Ainda de acordo com a oposição, já foi iniciada a coleta de assinaturas para viabilizar o protocolo do pedido. Parlamentares que defendem princípios como ética, respeito à Constituição e igualdade perante a lei foram convocados a aderir à iniciativa. O texto reforça que, no Estado Democrático de Direito, não existem privilégios ou autoridades acima da lei.
O contexto do pedido envolve a condução do caso Banco Master no Supremo Tribunal Federal. A investigação passou a tramitar sob sigilo após o ministro Dias Toffoli avocar o processo, decisão que restringiu o acesso da imprensa e da sociedade civil às informações.
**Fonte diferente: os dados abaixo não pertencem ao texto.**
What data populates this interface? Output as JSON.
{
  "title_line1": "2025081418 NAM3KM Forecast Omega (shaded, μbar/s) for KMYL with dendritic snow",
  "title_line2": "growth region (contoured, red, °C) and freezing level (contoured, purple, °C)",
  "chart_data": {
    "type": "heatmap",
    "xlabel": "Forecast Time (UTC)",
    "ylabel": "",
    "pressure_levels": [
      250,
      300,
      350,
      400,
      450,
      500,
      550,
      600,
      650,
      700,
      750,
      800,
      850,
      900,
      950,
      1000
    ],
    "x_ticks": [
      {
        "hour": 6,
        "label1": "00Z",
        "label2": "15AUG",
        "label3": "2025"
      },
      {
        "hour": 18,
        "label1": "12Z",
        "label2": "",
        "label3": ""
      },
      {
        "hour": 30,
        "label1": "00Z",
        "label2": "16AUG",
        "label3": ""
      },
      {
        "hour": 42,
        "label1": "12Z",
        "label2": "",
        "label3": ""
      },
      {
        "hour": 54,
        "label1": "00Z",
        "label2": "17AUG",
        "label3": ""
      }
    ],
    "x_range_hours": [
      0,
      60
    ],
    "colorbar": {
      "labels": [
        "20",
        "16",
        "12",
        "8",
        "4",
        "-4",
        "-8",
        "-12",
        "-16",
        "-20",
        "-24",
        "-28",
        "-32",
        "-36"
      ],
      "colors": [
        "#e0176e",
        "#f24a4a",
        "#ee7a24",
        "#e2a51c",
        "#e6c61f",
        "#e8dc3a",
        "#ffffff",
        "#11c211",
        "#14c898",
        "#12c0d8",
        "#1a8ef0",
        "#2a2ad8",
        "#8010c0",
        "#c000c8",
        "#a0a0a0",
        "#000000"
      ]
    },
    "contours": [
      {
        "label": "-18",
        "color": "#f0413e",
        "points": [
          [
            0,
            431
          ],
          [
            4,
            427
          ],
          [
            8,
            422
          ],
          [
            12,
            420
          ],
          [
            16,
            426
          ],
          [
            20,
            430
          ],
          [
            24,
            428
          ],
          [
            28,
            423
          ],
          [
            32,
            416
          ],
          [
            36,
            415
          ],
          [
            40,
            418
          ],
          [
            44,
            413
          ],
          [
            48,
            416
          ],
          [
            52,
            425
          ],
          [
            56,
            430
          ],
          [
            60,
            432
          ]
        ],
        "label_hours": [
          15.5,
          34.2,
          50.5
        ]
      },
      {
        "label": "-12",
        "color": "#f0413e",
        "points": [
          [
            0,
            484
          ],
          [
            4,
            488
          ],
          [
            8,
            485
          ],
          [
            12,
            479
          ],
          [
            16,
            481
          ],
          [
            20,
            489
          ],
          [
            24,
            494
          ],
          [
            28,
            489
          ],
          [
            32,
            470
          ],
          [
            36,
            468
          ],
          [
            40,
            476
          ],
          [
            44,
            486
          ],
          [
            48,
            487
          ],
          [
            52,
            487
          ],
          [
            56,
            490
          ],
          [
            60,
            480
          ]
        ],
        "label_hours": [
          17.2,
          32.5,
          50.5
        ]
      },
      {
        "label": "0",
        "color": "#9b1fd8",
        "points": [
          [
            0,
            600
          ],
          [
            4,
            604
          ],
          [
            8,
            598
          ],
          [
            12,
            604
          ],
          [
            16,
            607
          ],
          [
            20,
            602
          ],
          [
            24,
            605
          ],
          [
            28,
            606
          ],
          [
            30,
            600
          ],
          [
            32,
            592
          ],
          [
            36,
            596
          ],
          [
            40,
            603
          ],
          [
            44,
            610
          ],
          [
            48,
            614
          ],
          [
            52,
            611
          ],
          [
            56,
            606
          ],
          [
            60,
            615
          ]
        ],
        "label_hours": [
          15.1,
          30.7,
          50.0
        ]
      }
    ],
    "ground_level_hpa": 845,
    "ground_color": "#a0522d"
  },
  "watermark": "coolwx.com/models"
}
A atuação de Toffoli gerou controvérsia depois da divulgação de que ele teria viajado em um jato particular ao lado do advogado de um dos investigados, com destino a Lima, no Peru, onde acompanhou a final da Copa Libertadores.
Outro ponto que levantou questionamentos foi a retirada de dados referentes à quebra de sigilo bancário de Daniel Vorcaro, proprietário do Banco Master, dos autos da CPMI do INSS. Segundo o senador Carlos Viana (Podemos-MG), presidente da comissão, houve determinação para que os documentos já encaminhados ao colegiado fossem recolhidos e mantidos sob guarda exclusiva da Presidência do Senado.
O nome do ministro Alexandre de Moraes também aparece citado no caso. Conforme reportagem do jornal O Globo, o escritório de advocacia de sua esposa, Viviane Barci de Moraes, firmou contrato com o Banco Master no valor de R$ 129 milhões, prevendo serviços de assessoria e consultoria jurídica. O acordo estabelecia pagamentos mensais de R$ 3,6 milhões até 2027, independentemente dos resultados alcançados.
Em resposta, Alexandre de Moraes informou, por meio de nota, que, em razão da aplicação da Lei Magnitsky, recebeu para reuniões o presidente do Banco Central, a presidente do Banco do Brasil, além de dirigentes do Banco Itaú. Segundo o ministro, também participou de um encontro com representantes da Confederação Nacional das Instituições Financeiras (CNF), da Febraban, do BTG e de executivos do Santander e do Itaú. De acordo com Moraes, todas as reuniões trataram exclusivamente das possíveis consequências da aplicação da lei, especialmente sobre a manutenção de contas bancárias, cartões de crédito e débito e demais movimentações financeiras.